This is not a book review Pt. 2

I thought it was funny that I abbreviated part 1 as Pt. 1. I saved myself two keystrokes that way when my writing style clearly indicates that I do not care about saving keystrokes.

Anyway, if you didn't read that one first, you should.

Also, you should probably read this one, too.

OK, we good? Everybody's here? NICE.

Here was my vision when I started Howie's Book Club, The Blog: I wanted to have motivation to read books, and I wanted to keep using the popular blogging platform for oversharing, and maybe a tiny part of me thought it could be a community where people discussed books.

In my last book post, I wrote a negative review, which was something I never set out to do, and it's actually something I take very seriously. I hate reading negative reviews of books. Just hate it. I hate the idea of armchair novelists savaging something that someone not only slaved over, but had the guts to find a literary agent to pitch it, got it published, and willfully endured the slavering, nonsense vomit that rank and file book "fans" spewed about it on Goodreads when it hits the presses. And I looked in the mirror and it was me.

Honestly, when I sat down to write that post, I wanted to say good things. I've always wanted to be as fair as I can, and if I don't like a book, just not write about it. For every book that makes the blog, there's often one I didn't make it past 30 pages. Last week I quit a book after three paragraphs. It's not my job to read bad books. I'm not trying to be a critic. Instead I'd like to be the weird guy in the library who points out a book you'd never heard of that ends up changing your life. "He talked a lot about when he was a kid," you say to the librarian, "but the book he mentioned was good.
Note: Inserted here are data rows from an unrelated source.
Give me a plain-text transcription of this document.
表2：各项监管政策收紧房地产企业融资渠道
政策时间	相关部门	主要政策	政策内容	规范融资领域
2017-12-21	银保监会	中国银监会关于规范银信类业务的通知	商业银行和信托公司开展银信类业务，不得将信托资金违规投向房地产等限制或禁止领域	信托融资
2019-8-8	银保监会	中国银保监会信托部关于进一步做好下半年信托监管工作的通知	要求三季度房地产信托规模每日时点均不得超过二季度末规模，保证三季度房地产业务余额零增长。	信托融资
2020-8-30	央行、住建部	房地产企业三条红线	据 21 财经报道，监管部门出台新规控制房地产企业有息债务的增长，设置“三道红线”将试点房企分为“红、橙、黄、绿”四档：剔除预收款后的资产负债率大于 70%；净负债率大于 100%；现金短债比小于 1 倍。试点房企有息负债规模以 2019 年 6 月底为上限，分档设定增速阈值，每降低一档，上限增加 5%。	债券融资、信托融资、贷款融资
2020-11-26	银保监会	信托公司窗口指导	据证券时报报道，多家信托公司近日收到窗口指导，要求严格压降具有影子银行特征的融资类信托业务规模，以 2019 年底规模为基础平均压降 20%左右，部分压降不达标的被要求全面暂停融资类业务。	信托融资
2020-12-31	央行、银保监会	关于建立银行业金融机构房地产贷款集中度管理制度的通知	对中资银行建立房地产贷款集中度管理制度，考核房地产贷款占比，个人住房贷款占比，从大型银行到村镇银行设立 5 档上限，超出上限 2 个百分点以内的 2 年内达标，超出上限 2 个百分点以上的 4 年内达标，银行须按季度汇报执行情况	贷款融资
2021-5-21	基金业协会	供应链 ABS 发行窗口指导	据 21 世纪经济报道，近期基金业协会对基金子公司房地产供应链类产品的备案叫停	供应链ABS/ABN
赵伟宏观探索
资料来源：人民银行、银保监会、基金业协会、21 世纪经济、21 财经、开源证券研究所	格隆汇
He smells like basil, sort of. Could you maybe have him arrested?"

I like books, and I'm in awe of authors. I wrote a book once. It was hard. It's not very good. I am not the one to judge aside from my reaction.

See, I wrote a story that is the length of a good-sized novel. Not as long as Fellowship of the Ring, but about as long as Return of the King, if that helps. Almost 300 pages worth. It was a good experience, writing it. I finished it several years ago, and rereading it now I just don't think there's anything to do with it. It's post-apocalyptic, which is super played out. Also, I feel like I've changed a lot since I wrote it. Also also, I just read a book that had a lot of the same ideas in it, and became aware of another series of books from like 2010 that has a LOT of the same ideas in it.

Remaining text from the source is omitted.